Eventually, public access to the spring was discouraged, first by the Park Board removing signage about the spring from the parking lot area along the entrance road to the Garden and then several years later by removing the spring parking area entirely. The landscaping completed around the well and drainage basin is shown in the photo as it was 2008.

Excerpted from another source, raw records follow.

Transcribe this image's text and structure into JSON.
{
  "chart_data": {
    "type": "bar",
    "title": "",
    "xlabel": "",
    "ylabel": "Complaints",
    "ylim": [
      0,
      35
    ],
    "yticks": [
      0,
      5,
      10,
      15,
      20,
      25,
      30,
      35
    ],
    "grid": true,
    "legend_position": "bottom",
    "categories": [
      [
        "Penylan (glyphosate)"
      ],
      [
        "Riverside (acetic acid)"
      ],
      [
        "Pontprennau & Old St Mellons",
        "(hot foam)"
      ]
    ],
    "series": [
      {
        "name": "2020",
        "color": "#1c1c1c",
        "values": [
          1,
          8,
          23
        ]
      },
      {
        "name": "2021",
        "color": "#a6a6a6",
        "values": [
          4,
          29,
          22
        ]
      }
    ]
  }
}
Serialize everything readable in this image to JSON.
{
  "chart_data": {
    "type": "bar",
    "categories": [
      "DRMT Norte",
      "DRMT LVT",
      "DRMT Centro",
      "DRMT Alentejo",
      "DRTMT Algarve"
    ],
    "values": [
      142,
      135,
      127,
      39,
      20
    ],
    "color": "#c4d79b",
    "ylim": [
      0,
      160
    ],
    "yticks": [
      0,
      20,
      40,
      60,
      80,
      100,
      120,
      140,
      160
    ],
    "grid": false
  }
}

Below: The configuration of the new well placement with its connection to the old spring drainage basin. Diagram by E. H. Renner & Sons.
More recently 2011 - 2012
On May 22nd, 2011 a powerful tornado began its destructive path near Glenwood Ave and Theodore Wirth Parkway, just west of the old spring. There was damage within Eloise Butler Wildflower Garden, but the heaviest damage was just to the north, including the area of the old spring. The photo of the Garden entrance road was taken by Judy Remington just after the storm. The other three photos show the condition of the site 14 months later on July 25, 2012. Gone are the trees and the appearance of previous landscaping. Water still drips from the pipe outlet of the spring, but all is abandoned and nature begins her reclaiming process. (Site photos - G. B. Bebeau).
2018 events
In 2014 the hand pump handle was removed so that people could not attempt to pump water as testing indicated the well had contaminant issues. In 2018 the contaminants of bacteria and arsenic exceeded maximum allowed levels so the site was closed off. The 1st photo shows the pump in the Summer of 2014. The second photo shows the scene after the pump, well pipe, concrete pad and valve box were removed on June 25, 2018 and the well capped. Only the catchment basin retaining wall remains.